Sidney: Ooh, (?). Well, thanks for that Jean, we'll take a break, now stay tuned to Radio Neasden broadcasting on 94 kay-aitch-zed.
Le Pen: Oh, thank you, Sidney.
Sidney: Oh, (?)
Ad Narrator: A love story you will never forget, based on the bestselling romantic novel by famous authoress Sylvie Krin:
"Air of Sorrows": the heartbreaking tale of a future king and his passionate young wife.
Neil Kinnock: Darling, I, I feel there's something coming between us. Erm, look, is there someone else? I said is there someone else?
Gladys Kinnock: Er, yah, it's Michael Jackson.
Neil Kinnock: I- I don't think I've met him, have I?
Ad Narrator: ..."Air of Sorrows". The story that will pluck the heartstrings and have you reaching for the sick-bag.
Star Ad Narrator: Saucy, raunchy, provocative, bonking, steamy, yes, it's the Daily Star, here's what proprietor Lord Stevens has to say about Britain's bestselling new porn mag:
Stevens: Oh, it's great - oh, an' tits - [gibberish] - only fifteen years old - [gibberish]
Sidney: Whoar blimey, what about that then? All over the newspapers, (?) for -ooh- 75 years, or I've never known nothing like it. Well, nearly time for The Spinners again, but first, we go over live to the high court to hear the judges sum it up in the case of Mr. Jeffrey Arch-creep versus the Daily Smut.

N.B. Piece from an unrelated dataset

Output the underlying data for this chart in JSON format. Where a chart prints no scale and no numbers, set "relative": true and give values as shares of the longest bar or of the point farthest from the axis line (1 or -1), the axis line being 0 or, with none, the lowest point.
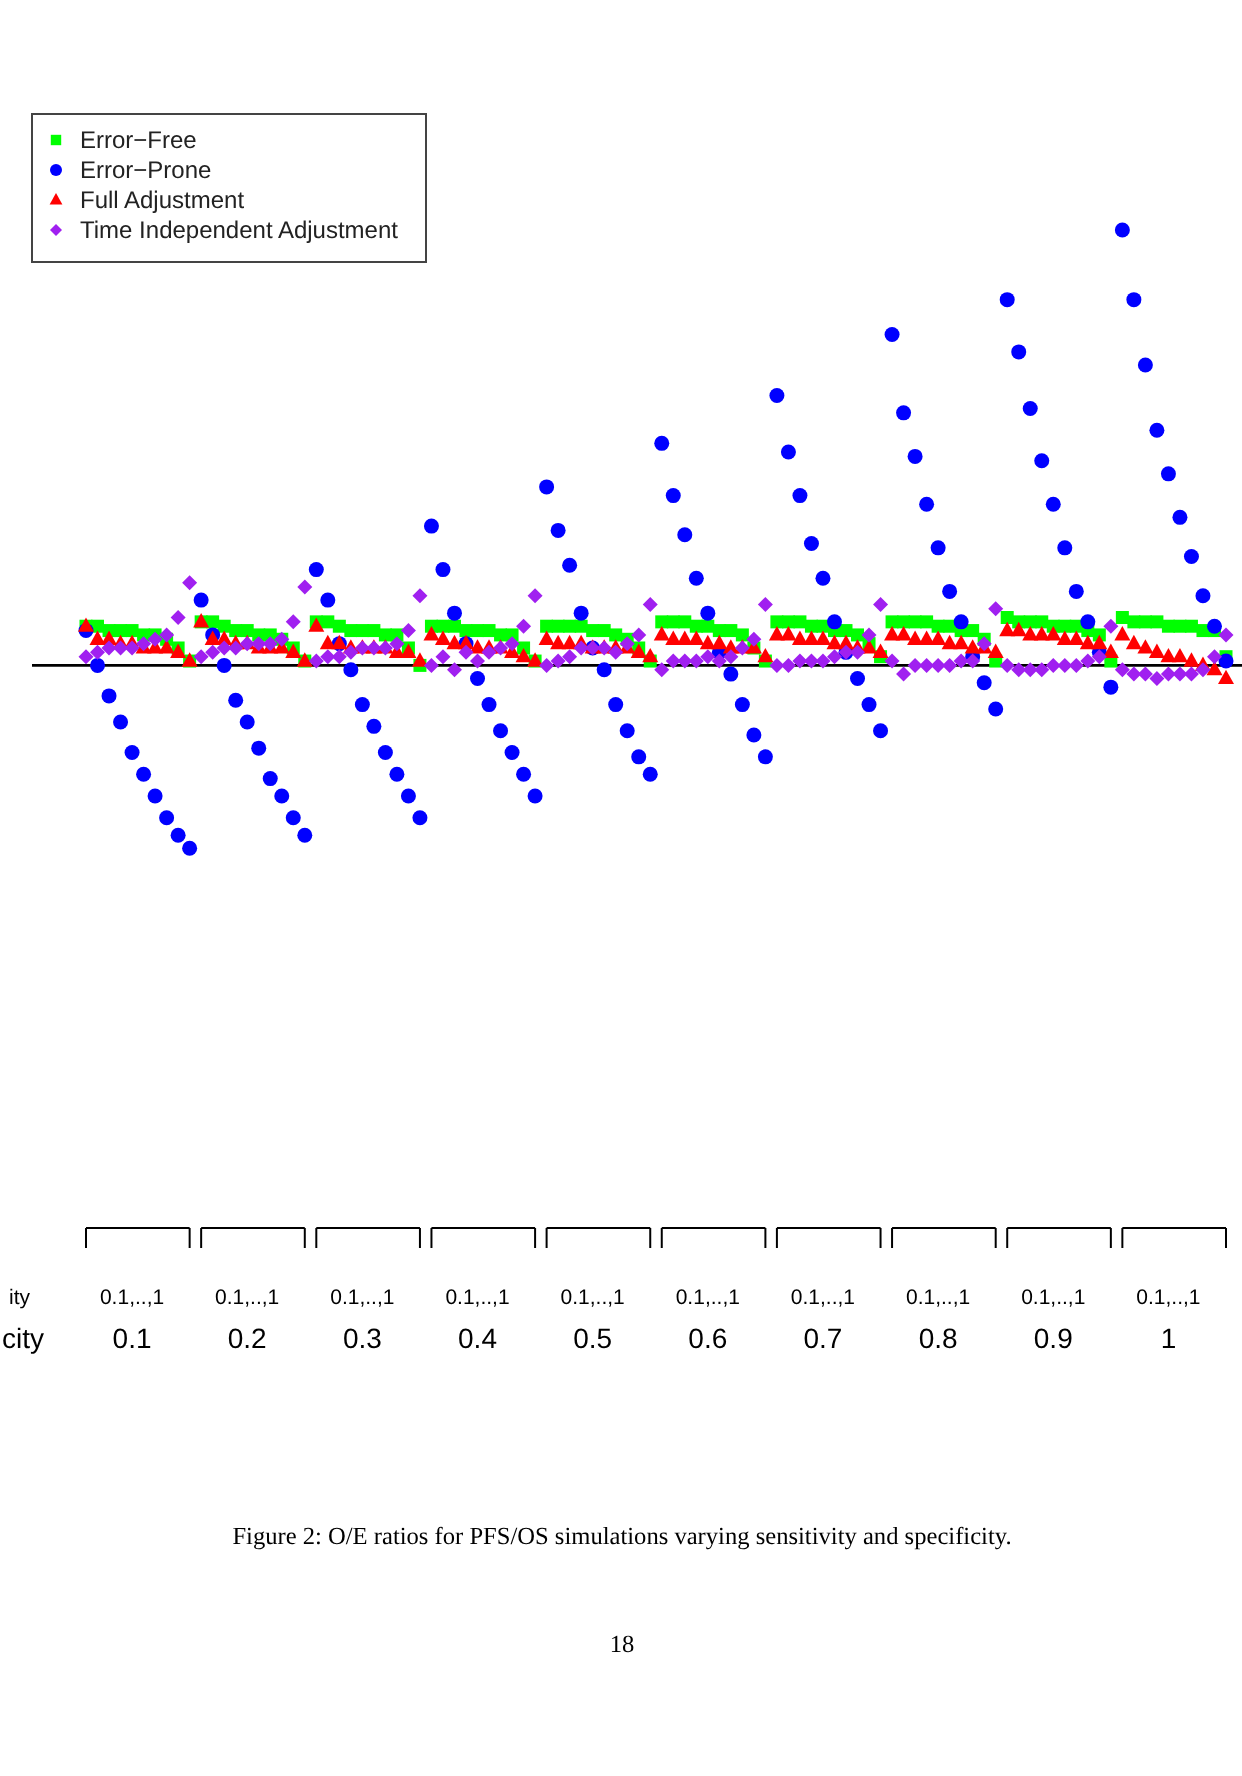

Judge: Is it likely, we have to ask ourselves, that a man with such a distinguished record in two world wars, furthermore a man who plays squash everyday, would wish to seek in the still hours of the morning the dubious solace of cold, joyless, rubber-insulated, double-glazed intercourse, in a room no larger than a man's hat? With rats and bats crawling through the (?), gibbering their horrid message of despair unto the nations of (?)? If you think this is possible, then think again, if you will, to the vision which came upon us in this courtroom only three days ago, as we gazed in wonder at the miracle which glowed in this Winter's box? Was she not called Mary, like unto the mother of our Lord? Did we not sense the odour of sanctity, an unearthly fragrance in the courtroom that day? Like the Spring-flowers in the veil of Hebron, which as you may remember ladies and gentlemen of the jury, are particularly gorgeous at this season of the year. Is it even remotely conceivable, I ask you, that such a paragon of womanhood would live with such a creep, (?), pray, strike that from your memory, but, not completely - would anyone who had the good fortune to have wedded and bedded this fairest of the fair, this gorgeous, pouting, whoa that scorcher - pray, open the window Mister usher, I feel quite overcome - the very thought of being in the same room with her rustling underwear, concealing the full flower of her womanhood, as you may think, ladies and gentlemen of the ju...ry... where was I? Oh yes. We now come to what you might think should be regarded as the core of the case for the defense, Adam (?) says, sod, damn (mumbling) 2001 pounds at Victoria station, for (?), why not, fuck it, (mumbling) - nevermind. It is not within my powers to advise you on the sum of money to be awarded to Mr. Archer - should you so award - but when you do, you must summon into your mind not only the Olympic sprinter and former Prime Minister Mr. Archer himself, but above all, the ethereal, one might almost say, angelic figure of his poor, wrongéd, wife. About half a million, I would say. Finally, brethren, I beseech you to ponder upon these things in your hearts, and retire to find Mr. Archer innocent.